Vi sarà capitato di chiedervi se si debba parlare nello stesso modo ad un bambino di 4 anni o all’adolescente di 12 anni. Ebbene, la risposta è sì! Ciò non vuol dire che si dicono per forza le stesse cose, ma che si deve parlare nello stesso modo, cioè credere pienamente in ciò che dite nel momento in cui lo dite ed essere convinti che il vostro piccolo interlocutore recepisce bene e capisce pienamente il vostro messaggio. “Parlare davvero” non significa per forza dire tutta la verità, bensì parlare con autenticità.
Molti genitori si trovano in difficoltà di fronte alla curiosità dei bambini in materia sessuale. I papà, in particolare, demandano spesso alla madre il compito di rispondere a certe domande che creano loro imbarazzo, anche se si tratta di un figlio maschio.
Il dubbio più frequente è: fino a che punto dobbiamo spingere le nostre spiegazioni?
In questo campo, è fondamentale rispettare due regole:
- parlare con delicatezza e pudore, anche in modo allusivo, con il piccolo;
- non rispondere mai ad una domanda con il silenzio o una bugia (ad esempio citando la cicogna o il cavolo!). Ricordo, a tal proposito, di un amico medico che dichiarò a mia figlia di 3 anni che era nata sotto il cavolo. Lei corse nella sua camera, prese un libro di prima educazione sessuale e glielo consegnò dicendo: “Leggi, così puoi imparare“. Ottima è la metafora del seme che il papà depone nella pancia della mamma, perché si vogliono bene e si mettono molto vicini per baciarsi: questo seme cresce e diventa il bambino che esce dalla pancia della mamma, tra le sue gambe. Evitiamo di far fantasticare il bambino sul taglio della pancia, che può succedere ma che non è naturale.

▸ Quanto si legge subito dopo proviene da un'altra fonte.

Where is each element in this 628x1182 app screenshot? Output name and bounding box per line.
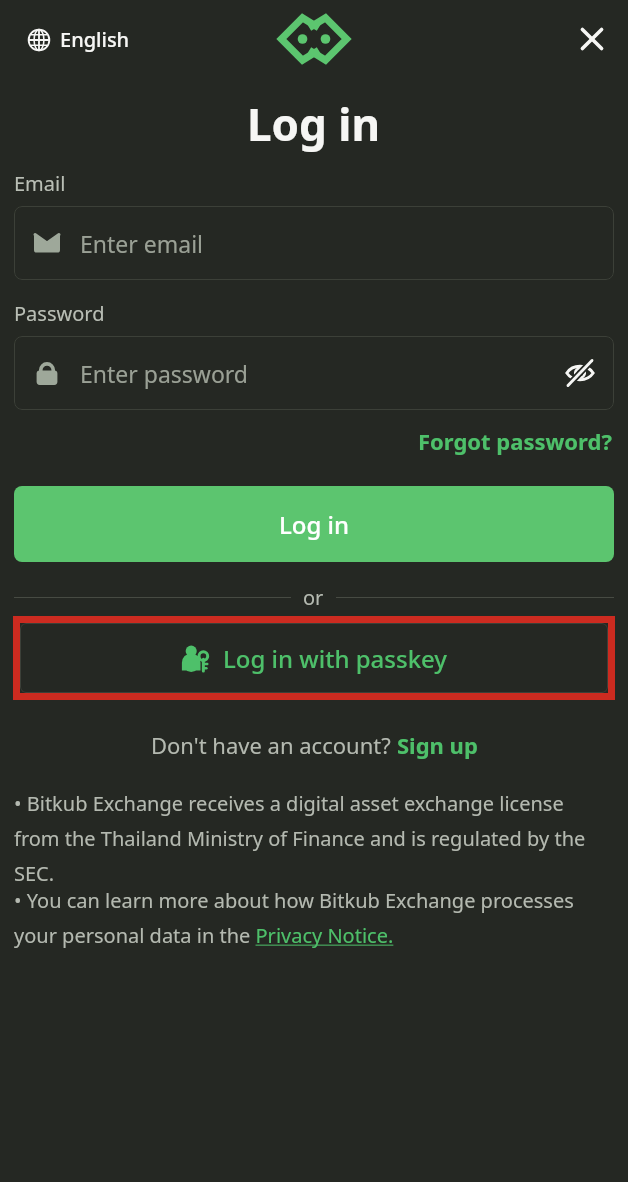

Quando i bambini vogliono informazioni complementari, si risponde loro con chiarezza, perché significa che hanno la maturità per recepire queste informazioni. Bisogna, ovviamente, usare vocaboli, immagini e racconti che siano comprensibili per loro. In tal modo, noi genitori mostriamo di rispettarli.
Spesso, invece, ci creiamo problemi mentre il piccolo non cerca di approfondire un argomento più di tanto. Ciò significa che lo farà più avanti, quando sentirà dai compagni notizie che non gli appartengono ed avrà bisogno di conferme.
Così come abbiamo visto in precedenza, è possibile spiegare ad un bambino cosa sia il mestruo della mamma in modo, che non si spaventi se per caso dovesse vedere del sangue. Ciò vale a condizione che la madre stessa sappia esattamente come funziona e ne possa parlare con la massima semplicità.
A volte, senza dire bugie, è necessario “aggiustare” la realtà per renderla udibile dal bambino. Inutile, ad esempio, dilungarsi sulla violenza che ci circonda: se ci vengono fatte delle domande rispondiamo che, in effetti, esistono delle persone che usano la violenza ma che lui è protetto dai genitori. Facciamo in modo che capisca che ubbidendo alle regole della famiglia non deve temere alcun pericolo.
Nel far ciò dobbiamo essere attenti a non dire mai bugie, men che meno fare promesse che non verranno mantenute e che spesso sono semplici ricatti. Se si usa questo tipo di dialogo il bambino crescerà senza fiducia nei confronti dei genitori e userà con loro lo stesso sistema. L’esempio, infatti, è fondamentale: meglio affrontare un conflitto con il bambino o l’adolescente che mentire per non dover rispettare l’ impegno preso. Minacce e promesse vanno sempre mantenute se vogliamo rimanere credibili per i nostri figli e se vogliamo mostrare rispetto per loro!